How did the Romans build such straight roads?
Ancient Roman transportation engineers built a vast network of roads that stretched across Europe, North Africa and parts of the Middle East. This complex road system was a key to travel and trade in the Roman Empire, and many of the centuries-old streets had a reputation for being extremely straight, although not all of them were.
For instance, Via Appia (Appian Way), which connected Rome to the port of Brundisium in southern Italy, was more than 300 miles (500 kilometers) long, and sizable parts of it were straight. Another Roman road, Stane Street in southern England, was built to connect London to Chichester. Much of the road, which stretches roughly 57 miles (92 km), is straight. The Middle East also had straight Roman roads, including a coastal avenue from Antioch, Turkey, to what is now Gaza. A recent mapping project was able to map about 186,400 miles (300,000 km) of roads and more are probably undiscovered. But how did the Romans avoid unnecessary twists and turns to ensure straight streets? The answer may lie in three surveying instruments the Romans used.

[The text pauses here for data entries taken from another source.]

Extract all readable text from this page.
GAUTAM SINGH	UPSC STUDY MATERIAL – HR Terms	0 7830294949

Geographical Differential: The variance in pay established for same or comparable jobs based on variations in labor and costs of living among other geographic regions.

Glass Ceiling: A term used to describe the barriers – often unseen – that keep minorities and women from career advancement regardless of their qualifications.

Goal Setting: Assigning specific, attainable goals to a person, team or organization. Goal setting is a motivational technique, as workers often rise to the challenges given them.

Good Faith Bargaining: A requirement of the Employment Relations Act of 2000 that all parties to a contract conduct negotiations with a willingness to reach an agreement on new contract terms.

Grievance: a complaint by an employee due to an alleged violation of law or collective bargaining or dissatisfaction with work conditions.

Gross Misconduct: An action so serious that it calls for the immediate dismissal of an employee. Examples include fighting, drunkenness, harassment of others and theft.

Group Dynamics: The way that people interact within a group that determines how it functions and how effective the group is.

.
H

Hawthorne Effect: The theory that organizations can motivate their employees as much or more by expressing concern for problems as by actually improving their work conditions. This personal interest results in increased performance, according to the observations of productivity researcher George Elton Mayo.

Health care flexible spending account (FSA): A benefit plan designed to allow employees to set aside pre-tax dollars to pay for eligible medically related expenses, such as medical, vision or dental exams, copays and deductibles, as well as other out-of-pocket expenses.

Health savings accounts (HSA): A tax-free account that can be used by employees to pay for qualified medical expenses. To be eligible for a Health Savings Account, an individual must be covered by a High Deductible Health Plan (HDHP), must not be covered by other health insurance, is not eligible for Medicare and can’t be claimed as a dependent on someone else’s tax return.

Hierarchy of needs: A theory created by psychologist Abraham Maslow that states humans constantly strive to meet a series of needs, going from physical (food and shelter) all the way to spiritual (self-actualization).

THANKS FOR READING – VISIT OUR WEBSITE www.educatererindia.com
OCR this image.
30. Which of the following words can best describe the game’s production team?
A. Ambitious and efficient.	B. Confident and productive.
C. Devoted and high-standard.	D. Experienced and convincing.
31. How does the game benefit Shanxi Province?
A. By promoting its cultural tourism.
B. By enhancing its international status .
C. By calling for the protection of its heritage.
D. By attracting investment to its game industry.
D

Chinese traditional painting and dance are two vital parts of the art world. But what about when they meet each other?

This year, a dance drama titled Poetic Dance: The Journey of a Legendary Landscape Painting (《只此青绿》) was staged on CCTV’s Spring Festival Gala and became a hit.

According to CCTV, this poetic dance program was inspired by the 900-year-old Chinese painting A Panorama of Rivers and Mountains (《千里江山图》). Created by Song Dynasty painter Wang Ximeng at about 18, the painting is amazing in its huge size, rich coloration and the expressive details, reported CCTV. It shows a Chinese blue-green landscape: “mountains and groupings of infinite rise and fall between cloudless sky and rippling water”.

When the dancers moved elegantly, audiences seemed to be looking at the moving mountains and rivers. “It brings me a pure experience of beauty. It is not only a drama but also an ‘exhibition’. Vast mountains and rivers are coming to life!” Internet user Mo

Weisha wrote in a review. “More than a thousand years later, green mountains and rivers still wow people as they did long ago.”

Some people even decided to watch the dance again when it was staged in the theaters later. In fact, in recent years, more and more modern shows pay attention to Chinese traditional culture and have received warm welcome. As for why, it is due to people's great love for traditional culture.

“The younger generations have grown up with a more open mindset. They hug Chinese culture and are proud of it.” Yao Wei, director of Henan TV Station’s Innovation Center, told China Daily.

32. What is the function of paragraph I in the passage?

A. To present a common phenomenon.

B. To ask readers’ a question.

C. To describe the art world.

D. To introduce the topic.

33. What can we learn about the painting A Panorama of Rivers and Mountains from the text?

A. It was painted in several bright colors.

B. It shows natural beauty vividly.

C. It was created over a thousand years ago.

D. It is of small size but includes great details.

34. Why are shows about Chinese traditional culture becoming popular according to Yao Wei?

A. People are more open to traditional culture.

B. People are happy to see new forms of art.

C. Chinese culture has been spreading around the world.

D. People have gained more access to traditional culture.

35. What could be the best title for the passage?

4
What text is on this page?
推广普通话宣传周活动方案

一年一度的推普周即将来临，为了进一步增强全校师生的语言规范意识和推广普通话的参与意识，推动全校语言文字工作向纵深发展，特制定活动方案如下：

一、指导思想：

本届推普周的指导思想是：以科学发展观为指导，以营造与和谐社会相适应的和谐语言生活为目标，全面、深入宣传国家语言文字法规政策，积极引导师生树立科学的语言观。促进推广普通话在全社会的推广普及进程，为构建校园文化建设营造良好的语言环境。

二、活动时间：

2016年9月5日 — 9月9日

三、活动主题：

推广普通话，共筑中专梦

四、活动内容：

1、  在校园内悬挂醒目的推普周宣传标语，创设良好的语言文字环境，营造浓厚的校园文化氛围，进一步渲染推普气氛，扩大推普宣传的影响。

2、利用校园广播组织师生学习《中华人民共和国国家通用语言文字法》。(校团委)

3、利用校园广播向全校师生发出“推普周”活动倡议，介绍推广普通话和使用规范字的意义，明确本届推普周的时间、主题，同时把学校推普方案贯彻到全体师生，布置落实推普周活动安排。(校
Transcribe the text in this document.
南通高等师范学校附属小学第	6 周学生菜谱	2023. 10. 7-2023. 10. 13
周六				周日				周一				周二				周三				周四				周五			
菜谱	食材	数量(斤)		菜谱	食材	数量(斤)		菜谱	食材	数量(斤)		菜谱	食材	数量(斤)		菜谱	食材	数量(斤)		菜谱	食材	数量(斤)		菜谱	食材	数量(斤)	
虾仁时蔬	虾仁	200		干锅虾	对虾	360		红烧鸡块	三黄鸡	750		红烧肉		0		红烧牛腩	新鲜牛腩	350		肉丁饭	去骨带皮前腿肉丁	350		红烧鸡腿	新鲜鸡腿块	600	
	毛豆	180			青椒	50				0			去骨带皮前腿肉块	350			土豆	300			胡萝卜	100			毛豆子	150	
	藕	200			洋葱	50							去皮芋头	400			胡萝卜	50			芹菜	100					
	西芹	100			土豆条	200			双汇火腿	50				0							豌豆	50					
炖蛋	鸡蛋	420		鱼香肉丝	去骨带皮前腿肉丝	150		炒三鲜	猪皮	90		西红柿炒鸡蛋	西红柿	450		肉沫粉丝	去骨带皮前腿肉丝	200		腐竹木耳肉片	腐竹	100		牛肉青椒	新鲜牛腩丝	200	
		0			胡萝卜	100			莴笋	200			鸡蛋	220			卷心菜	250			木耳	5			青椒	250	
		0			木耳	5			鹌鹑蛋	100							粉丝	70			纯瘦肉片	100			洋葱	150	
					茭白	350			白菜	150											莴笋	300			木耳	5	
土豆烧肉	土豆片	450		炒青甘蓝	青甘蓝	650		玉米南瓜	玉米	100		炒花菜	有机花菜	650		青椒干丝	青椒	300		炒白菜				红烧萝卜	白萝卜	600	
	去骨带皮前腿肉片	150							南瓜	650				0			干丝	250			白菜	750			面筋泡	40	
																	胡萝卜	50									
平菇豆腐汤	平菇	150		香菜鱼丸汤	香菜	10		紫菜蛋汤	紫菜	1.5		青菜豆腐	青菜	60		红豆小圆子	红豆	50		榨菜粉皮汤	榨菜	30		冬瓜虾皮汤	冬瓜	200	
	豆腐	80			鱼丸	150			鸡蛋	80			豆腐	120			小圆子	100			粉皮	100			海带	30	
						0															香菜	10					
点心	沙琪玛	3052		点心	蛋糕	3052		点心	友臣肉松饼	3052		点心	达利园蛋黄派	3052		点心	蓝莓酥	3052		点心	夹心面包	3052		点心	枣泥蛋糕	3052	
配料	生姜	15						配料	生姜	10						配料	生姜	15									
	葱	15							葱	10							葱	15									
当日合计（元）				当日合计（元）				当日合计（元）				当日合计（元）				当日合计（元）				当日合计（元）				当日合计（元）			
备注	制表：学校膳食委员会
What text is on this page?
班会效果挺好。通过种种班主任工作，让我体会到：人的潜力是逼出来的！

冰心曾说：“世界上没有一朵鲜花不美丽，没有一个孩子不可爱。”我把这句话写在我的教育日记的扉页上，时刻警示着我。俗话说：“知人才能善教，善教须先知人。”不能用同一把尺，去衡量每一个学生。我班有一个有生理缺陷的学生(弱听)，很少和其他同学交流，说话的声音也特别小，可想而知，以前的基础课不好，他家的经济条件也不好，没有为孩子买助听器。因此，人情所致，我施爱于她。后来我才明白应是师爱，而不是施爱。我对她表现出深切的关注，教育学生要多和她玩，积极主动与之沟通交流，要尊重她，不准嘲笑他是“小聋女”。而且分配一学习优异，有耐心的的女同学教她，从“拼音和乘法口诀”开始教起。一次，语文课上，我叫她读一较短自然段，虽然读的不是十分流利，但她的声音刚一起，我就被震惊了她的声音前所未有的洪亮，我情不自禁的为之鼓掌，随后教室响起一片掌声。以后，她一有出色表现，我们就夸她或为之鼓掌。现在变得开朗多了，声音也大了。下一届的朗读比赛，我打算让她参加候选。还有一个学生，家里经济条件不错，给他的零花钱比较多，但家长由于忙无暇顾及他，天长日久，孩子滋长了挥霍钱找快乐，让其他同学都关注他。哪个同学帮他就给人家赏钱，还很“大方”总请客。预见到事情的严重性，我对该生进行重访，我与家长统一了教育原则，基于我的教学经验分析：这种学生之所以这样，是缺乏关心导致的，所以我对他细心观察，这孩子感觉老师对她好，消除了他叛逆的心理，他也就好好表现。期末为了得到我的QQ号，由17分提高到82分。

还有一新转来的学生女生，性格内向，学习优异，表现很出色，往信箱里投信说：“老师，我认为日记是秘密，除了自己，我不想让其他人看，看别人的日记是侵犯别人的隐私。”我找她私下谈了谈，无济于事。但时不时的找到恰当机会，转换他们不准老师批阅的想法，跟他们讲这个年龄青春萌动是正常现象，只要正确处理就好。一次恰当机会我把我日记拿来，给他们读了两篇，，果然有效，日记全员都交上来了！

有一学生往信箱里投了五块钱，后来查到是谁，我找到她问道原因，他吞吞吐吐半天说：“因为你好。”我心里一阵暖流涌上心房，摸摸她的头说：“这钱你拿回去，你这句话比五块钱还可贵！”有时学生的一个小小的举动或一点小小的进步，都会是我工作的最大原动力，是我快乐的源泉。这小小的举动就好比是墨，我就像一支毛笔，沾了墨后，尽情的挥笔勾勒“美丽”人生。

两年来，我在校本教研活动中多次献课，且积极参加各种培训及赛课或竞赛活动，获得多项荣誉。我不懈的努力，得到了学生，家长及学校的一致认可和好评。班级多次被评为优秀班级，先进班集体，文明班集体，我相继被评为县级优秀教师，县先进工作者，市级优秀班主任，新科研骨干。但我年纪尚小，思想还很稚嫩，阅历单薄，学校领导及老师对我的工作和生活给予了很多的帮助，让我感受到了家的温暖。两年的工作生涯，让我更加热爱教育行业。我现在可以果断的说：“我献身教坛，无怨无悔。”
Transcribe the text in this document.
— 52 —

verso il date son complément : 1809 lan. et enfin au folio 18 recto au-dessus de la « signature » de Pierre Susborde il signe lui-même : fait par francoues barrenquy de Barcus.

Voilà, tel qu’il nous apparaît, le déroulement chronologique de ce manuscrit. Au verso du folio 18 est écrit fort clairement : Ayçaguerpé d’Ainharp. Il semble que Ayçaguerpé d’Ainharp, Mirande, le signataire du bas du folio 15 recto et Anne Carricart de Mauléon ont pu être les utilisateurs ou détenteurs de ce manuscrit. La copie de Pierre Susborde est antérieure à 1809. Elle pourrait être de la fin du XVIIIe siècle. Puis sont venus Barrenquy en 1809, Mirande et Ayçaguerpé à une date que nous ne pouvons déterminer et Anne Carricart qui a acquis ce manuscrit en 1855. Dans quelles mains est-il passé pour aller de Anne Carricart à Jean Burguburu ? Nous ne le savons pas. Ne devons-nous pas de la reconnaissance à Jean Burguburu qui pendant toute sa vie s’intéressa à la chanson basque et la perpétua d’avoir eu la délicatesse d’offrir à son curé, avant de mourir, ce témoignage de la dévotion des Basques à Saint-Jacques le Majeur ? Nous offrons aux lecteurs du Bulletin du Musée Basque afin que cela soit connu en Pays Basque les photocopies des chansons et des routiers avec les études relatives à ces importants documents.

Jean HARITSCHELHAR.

In some instances, the Romans built on top of older roads that existed before they conquered an area. Their “road network incorporated older roads from a broad range of different societies and polities,” Marion Kruse, an associate professor of classics at the University of Cincinnati, told Live Science in an email. But when the Romans built new roads, they used a few different tools to help plan them.
“Three instruments were used consistently by Roman road builders: the dioptra, the groma, and the chorobatus [or chorobates],” Adriana Panaite, a researcher at the Vasile Pârvan Institute of Archaeology in Romania who has studied Roman roads extensively, told Live Science in an email.
While the dioptra is known from ancient texts, no example of it has ever been found in an archaeological dig, according to M.J.T. Lewis, who was a historian at the University of Hull in the U.K. In his book “Surveying Instruments of Greece and Rome” (Cambridge University Press, 2001), Lewis noted that the design of the dioptra varied considerably. The different designs tended to include a stand and a disc-shaped base with a tube-shaped sighting instrument attached. An ancient surveyor could look through the tube and see a distant object without extraneous light interfering, allowing for a better view.